This is the mail archive of the
gcc-bugs@gcc.gnu.org
mailing list for the GCC project.
[Bug target/82245] New: [x86] missed optimization: (int64_t) i32 << constant on 32-bit machines can combine shift + sign extension like on other arches
- From: "peter at cordes dot ca" <gcc-bugzilla at gcc dot gnu dot org>
- To: gcc-bugs at gcc dot gnu dot org
- Date: Tue, 19 Sep 2017 06:49:38 +0000
- Subject: [Bug target/82245] New: [x86] missed optimization: (int64_t) i32 << constant on 32-bit machines can combine shift + sign extension like on other arches
- Auto-submitted: auto-generated
https://gcc.gnu.org/bugzilla/show_bug.cgi?id=82245
Bug ID: 82245
Summary: [x86] missed optimization: (int64_t) i32 << constant
on 32-bit machines can combine shift + sign extension
like on other arches
Product: gcc
Version: 8.0
Status: UNCONFIRMED
Keywords: missed-optimization
Severity: normal
Priority: P3
Component: target
Assignee: unassigned at gcc dot gnu.org
Reporter: peter at cordes dot ca
Target Milestone: ---
Target: x86_64-*-*, i?86-*-*
#include <stdint.h>
int64_t shift64(int32_t a) {
return (int64_t)a << 5;
}
#ifdef __SIZEOF_INT128__
__int128 shift128(int64_t a) {
return (__int128)a << 5;
}
#endif
// https://godbolt.org/g/HsjpvV
gcc 8.0.0 20170918 -O3
shift128 on x86-64
movq %rdi, %r8
sarq $63, %rdi
movq %r8, %rax # could have just done cqto after this
movq %rdi, %rdx
shldq $5, %r8, %rdx
salq $5, %rax
ret
vs. clang 4.0: (clang -m32 uses gcc's strategy, but -m64 for __int128 is much
better):
## I think this is optimal
movq %rdi, %rax
shlq $5, %rax
sarq $59, %rdi # >>(64-5) to get the upper half of a<<5.
movq %rdi, %rdx
retq
On 32-bit, gcc does somewhat better, using cdq instead of mov + SAR:
shift64:
pushl %ebx # gcc7.x regression to push/pop ebx
movl 8(%esp), %eax
popl %ebx
cltd
shldl $5, %eax, %edx
sall $5, %eax
ret
SHLD r,r,imm is slow-ish on AMD (6 uops 3c latency), but gcc still uses it even
with -march=znver1. That tuning decision is separate: the optimal choice for
Intel doesn't involve SHLD either for this specific case.
------
This may be an x86-specific missed optimization, since gcc gets it right on
other arches:
shift128: # gcc6.3 on PowerPC64
mr 4,3
sldi 3,3,5
sradi 4,4,59
blr
I don't really know PPC64, but I think mr 4,3 is wasted.
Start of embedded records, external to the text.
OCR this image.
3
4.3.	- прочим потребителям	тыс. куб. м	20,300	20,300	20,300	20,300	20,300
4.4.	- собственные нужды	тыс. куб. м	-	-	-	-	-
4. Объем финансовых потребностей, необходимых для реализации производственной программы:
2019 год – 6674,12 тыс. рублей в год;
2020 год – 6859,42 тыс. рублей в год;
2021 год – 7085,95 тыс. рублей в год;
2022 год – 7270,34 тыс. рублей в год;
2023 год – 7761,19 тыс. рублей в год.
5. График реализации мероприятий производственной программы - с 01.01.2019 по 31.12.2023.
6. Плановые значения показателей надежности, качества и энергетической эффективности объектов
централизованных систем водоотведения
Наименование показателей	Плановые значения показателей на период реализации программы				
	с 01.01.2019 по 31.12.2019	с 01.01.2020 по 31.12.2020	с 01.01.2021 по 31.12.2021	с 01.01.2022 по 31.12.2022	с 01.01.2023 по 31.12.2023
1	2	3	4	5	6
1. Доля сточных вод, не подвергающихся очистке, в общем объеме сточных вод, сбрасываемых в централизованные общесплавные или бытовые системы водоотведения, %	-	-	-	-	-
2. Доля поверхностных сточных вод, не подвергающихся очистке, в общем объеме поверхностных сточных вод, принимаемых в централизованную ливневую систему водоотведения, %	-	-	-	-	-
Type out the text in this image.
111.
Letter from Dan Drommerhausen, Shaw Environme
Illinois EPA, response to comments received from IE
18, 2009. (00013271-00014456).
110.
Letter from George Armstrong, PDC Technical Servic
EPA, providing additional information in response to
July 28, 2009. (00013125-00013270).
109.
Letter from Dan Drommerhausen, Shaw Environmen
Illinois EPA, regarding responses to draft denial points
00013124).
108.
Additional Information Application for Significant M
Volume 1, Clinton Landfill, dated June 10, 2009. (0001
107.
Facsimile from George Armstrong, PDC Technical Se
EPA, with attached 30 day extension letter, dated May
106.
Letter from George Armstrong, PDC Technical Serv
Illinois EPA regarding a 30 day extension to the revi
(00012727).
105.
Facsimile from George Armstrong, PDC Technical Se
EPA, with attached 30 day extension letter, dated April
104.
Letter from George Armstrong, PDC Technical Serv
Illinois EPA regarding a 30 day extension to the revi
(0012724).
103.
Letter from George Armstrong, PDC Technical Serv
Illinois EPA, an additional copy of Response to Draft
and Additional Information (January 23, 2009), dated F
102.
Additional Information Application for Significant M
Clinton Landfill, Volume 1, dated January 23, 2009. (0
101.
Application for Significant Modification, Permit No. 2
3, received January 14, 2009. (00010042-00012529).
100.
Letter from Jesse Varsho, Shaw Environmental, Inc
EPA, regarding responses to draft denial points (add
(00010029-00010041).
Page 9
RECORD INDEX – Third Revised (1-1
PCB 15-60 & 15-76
SRADI is a regular
64-bit arithmetic shift with one input and one output
(http://ps-2.kev009.com/tl/techlib/manuals/adoclib/aixassem/alangref/sradi.htm).
It could do
# hand-optimized for PPC64
sradi 4,3,59
sldi 3,3,5
blr
AArch64 gcc6.3 has the same missed optimization as PowerPC64:
shift128:
mov x1, x0 # wasted
lsl x0, x0, 5
asr x1, x1, 59
ret
shift64: # ARM32 gcc6.3 has the same problem
mov r1, r0 # wasted
lsl r0, r0, #5
asr r1, r1, #27
bx lr
(Sorry for testing with old gcc on non-x86, but Godbolt only keeps x86
compilers really up to date. gcc5.4 doesn't combine the shift and
sign-extension even on non-x86.)
gcc6.3 on x86 has the same output as current 8.0 / 7.2, except it avoids the
weird and useless push/pop of %ebx in 32-bit mode.